January 22 News, Cardano shows signs of stabilization after consecutive pullbacks. ADA has rebounded slightly by about 1.8% in the past 24 hours, but over the past 7 days, it still declined by nearly 9%, with the price remaining below the short-term trend line. On the surface, this appears to be a continuation of weakness, but on-chain and derivatives data reveal a more complex structural change.
Latest data shows that on January 6, Cardano’s trading volume in the decentralized spot market approached $1.49 million, coinciding with the day’s phase high. Since then, both price and participation have declined. By January 22, the spot trading volume was only about $68,000, a drop of over 95% in just two weeks. Since spot trading does not involve leverage, this indicator often reflects real demand; a sharp contraction suggests retail funds are significantly retreating.
Technical analysis also confirms this change. After ADA broke below the 20-day exponential moving average in mid-January, the short-term trend shifted from bullish to bearish. Similar signals in history have triggered sharp corrections, such as in October and December 2025. Therefore, when spot buying shrinks and the trend weakens, prices are more likely to be dominated by bears.
However, the behavior of whales is quite different. Wallets holding over 1 billion ADA have been continuously increasing their holdings since January 14, accumulating about 1.01 billion more ADA, estimated to be worth over $360 million at current prices.
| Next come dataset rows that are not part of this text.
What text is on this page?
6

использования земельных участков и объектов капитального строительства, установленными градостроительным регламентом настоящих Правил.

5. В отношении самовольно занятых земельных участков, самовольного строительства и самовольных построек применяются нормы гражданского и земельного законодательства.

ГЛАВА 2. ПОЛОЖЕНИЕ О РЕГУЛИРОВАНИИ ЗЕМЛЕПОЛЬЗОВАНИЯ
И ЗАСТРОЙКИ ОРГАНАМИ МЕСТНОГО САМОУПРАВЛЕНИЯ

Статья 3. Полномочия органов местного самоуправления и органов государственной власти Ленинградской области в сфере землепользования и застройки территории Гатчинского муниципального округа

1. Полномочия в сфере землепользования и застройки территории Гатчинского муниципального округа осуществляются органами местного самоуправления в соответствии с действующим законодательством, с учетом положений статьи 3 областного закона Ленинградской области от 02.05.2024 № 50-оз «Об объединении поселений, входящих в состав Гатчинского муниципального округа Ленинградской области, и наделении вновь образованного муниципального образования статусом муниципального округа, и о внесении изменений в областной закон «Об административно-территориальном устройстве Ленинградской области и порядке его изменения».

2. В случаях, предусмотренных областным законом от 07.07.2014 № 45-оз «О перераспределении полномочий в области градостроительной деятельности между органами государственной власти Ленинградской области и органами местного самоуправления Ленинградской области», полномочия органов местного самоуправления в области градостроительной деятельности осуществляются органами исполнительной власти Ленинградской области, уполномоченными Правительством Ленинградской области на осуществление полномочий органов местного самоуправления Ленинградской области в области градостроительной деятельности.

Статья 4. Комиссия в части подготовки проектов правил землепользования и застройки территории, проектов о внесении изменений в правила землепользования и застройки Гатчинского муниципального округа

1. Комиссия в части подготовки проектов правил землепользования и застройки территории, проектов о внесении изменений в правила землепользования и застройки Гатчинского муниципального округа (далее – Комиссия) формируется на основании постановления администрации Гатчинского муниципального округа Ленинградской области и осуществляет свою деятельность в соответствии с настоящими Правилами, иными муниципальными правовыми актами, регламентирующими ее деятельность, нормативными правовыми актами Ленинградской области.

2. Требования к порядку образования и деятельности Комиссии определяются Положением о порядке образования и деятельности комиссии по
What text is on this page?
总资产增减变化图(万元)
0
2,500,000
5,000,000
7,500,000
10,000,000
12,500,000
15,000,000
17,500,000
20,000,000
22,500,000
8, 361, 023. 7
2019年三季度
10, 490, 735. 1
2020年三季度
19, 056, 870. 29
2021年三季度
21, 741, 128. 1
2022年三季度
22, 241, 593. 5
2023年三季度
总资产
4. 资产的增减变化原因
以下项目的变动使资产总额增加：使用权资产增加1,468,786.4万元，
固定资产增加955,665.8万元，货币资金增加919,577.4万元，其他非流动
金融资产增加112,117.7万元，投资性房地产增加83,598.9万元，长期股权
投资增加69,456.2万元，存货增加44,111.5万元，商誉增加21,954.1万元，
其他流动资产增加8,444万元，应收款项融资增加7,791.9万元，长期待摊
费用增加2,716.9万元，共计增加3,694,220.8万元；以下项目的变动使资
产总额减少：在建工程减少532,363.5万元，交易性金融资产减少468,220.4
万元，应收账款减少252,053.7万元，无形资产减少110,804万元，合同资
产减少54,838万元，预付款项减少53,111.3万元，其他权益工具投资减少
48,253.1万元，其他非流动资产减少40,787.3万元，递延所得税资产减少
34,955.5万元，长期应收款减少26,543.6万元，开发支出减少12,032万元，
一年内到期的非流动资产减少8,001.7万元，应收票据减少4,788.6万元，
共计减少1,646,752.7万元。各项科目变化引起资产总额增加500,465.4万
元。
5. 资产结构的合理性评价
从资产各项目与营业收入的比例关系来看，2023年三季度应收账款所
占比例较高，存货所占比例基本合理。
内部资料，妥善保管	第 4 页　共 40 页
Subsequently, addresses holding between 10 million and 100 million ADA also started replenishing on January 17. These large holders entered after the trend weakened and trading volume dried up, indicating they prefer to position during downturns rather than chase rallies.
Meanwhile, the derivatives market’s short positions have rapidly expanded, with a significant increase in bearish leverage concentration. When spot liquidity is low and short positions are overly crowded, a rebound can quickly trigger liquidations, amplifying volatility.
From key price levels, around $0.37 is the first potential bearish pressure zone. Once broken, it could trigger a chain of short covering, with $0.39 to $0.42 becoming the next risk area. Conversely, if the price falls below and stabilizes under $0.34, the weak structure will regain dominance.
Currently, Cardano is caught in a tug-of-war between retail retreat and whale accumulation. The coexistence of weak spot activity and leveraged bearishness often indicates that a larger wave of volatility is brewing.